The show opened with Geeses Pieces, a cheeky reflection on the absurdity of aphorisms in the "Live, Laugh, Love" school of thought. Performed and choreographed by Victoria Raider and Hunter Hazard, the dancers paraded a series of quaint home-decor platitudes before the audience, each met with increasingly manic positivity and laughter. Flighty dance embraced the inherent silliness of the mantras before rising into an acknowledgement of the sometimes uncomfortable truths at their center.
In the next piece, Finite Moments, Franky DeMartino’s emotional floorwork was accompanied by an electronic poetry reading, robotically musing on love and loss. Hunter Hazard’s winding and reversing choreography cast long shadows behind dramatic red, painting the despairing movements in an almost alien light.
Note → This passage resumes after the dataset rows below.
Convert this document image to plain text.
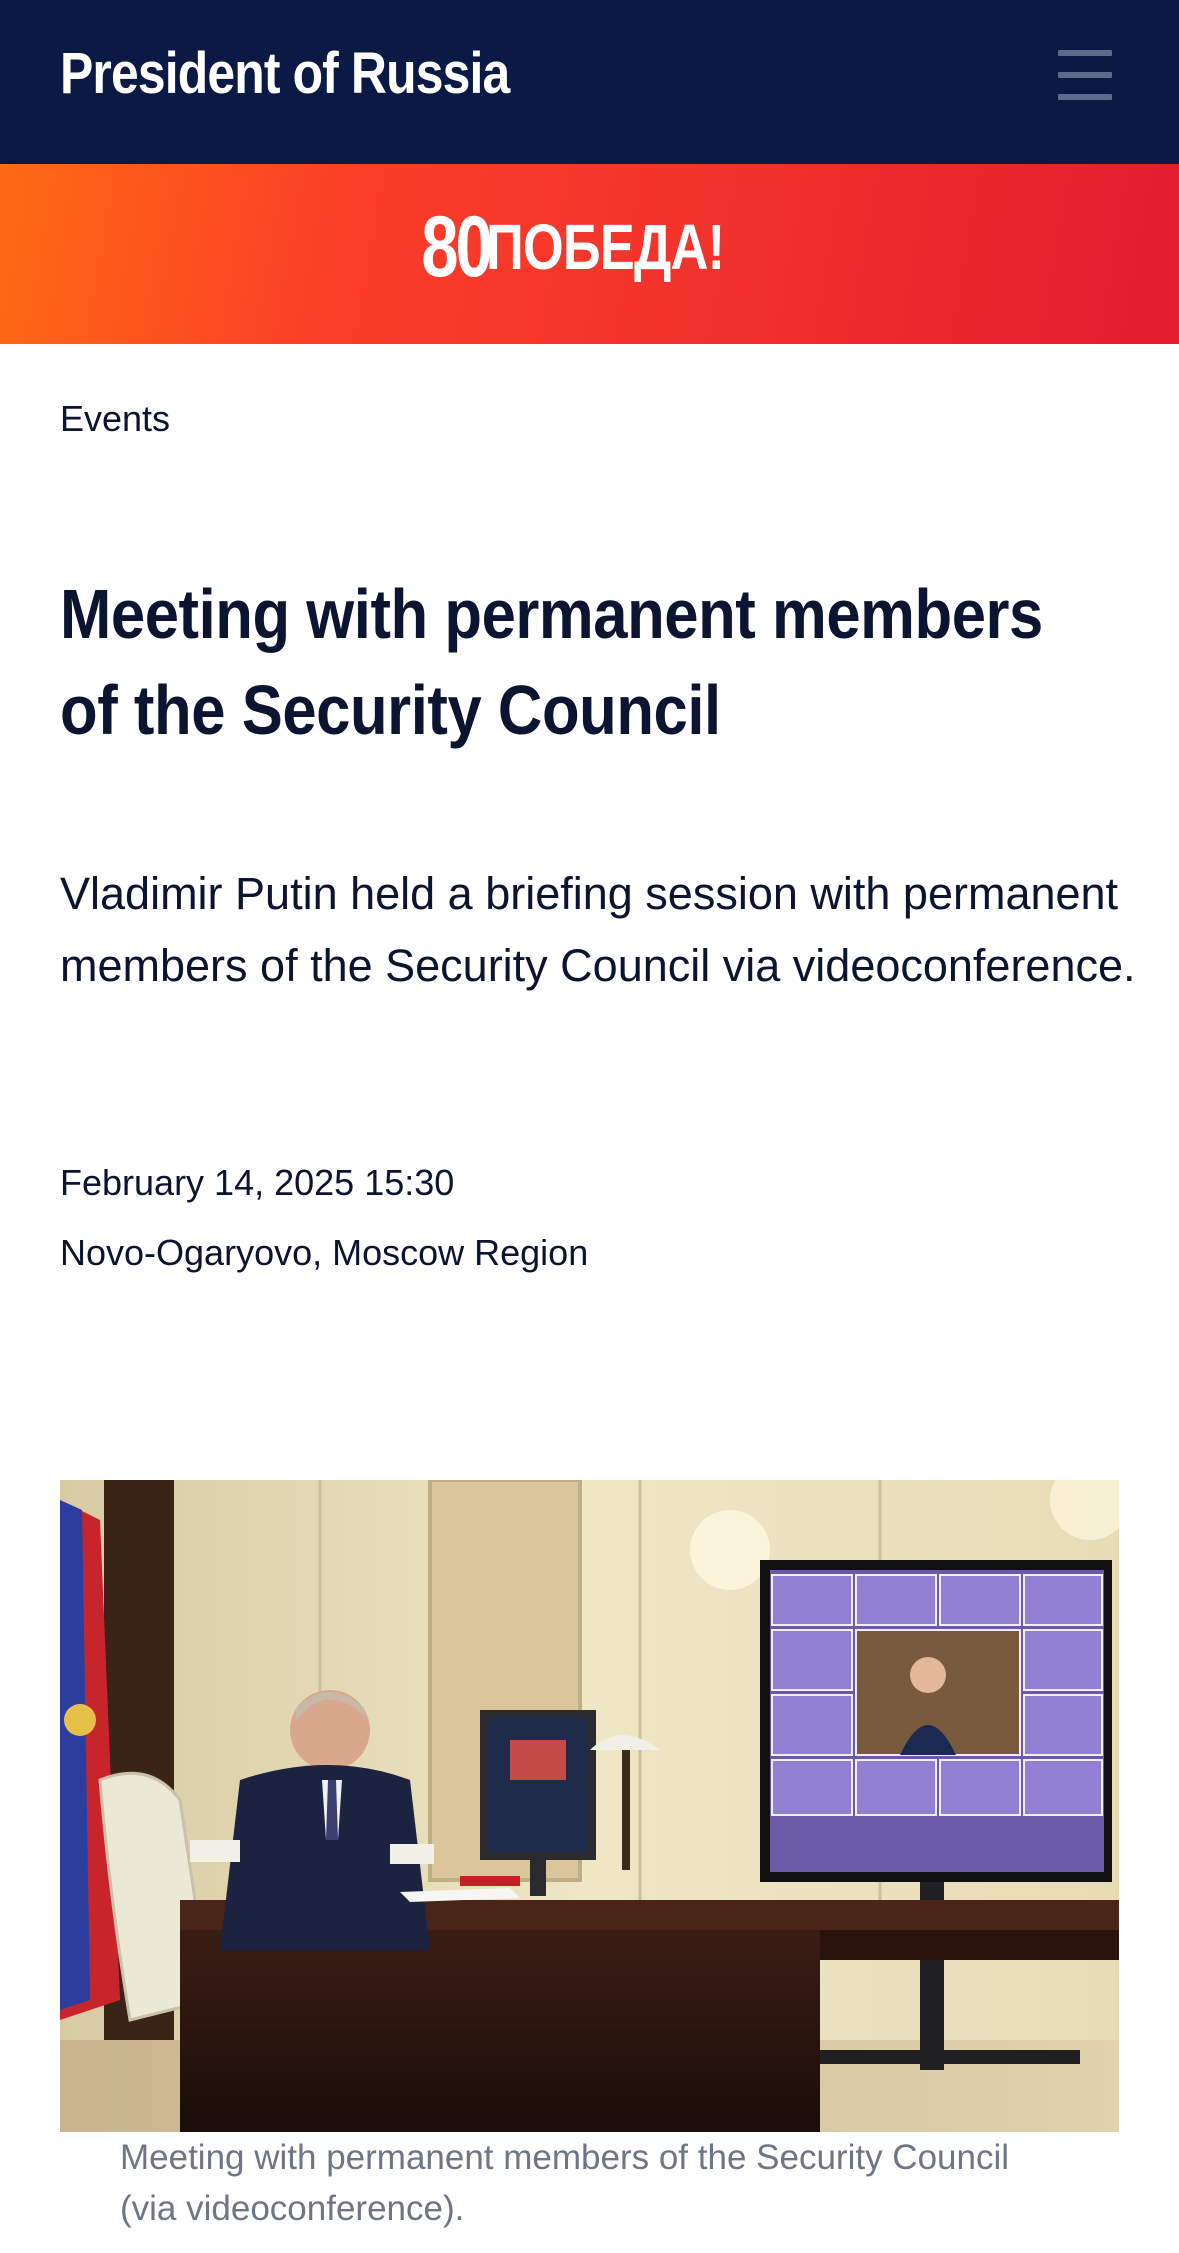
President of Russia
80 ПОБЕДА!
Events
Meeting with permanent members
of the Security Council

Vladimir Putin held a briefing session with permanent members of the Security Council via videoconference.

February 14, 2025 15:30
Novo-Ogaryovo, Moscow Region

Meeting with permanent members of the Security Council (via videoconference).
The third number, Safe Unsafe, choreographed by Franky DeMartino, featured two duets: the first a gay romance full of sultry lifts and intertwining limbs performed by Nathaniel Woolley and Hunter Hazard; the second a series of retreating embraces where lovers Franky DeMartino and Victoria Rader grasped at dwindling intimacy. The duets starkly contrasted the duality of relationships—masculine and feminine, joy and grief, growing together and breaking apart.
The final piece, Our Right Hearts, choreographed and performed by Eliza Kitchens, Becca Speechley, and Hunter Hazard, began with an exercise in self-hype set to an extatically shouted I Have Confidence. Then, wearing billowing dresses against mirror ball mood lighting, the scene became like an intimate sleepover, where queer friends examined their own reflections and their relationships to each other. A spot-lit duet unwound into the dancers rhythmically worshipping at an altar of Christmas lights and childhood toys, singing it heartfelt songs while cradling their shared feelings. Scattered lights from a disco ball, swung like a partner, illuminated a final bittersweet solo.
Nolan Williams is a professional and creative writer that is passionate about local art, despite being new to dance in Salt Lake City. He feels grateful to have learned so much about movement and expression already, and looks forward to experiencing more of what this welcoming community has to offer.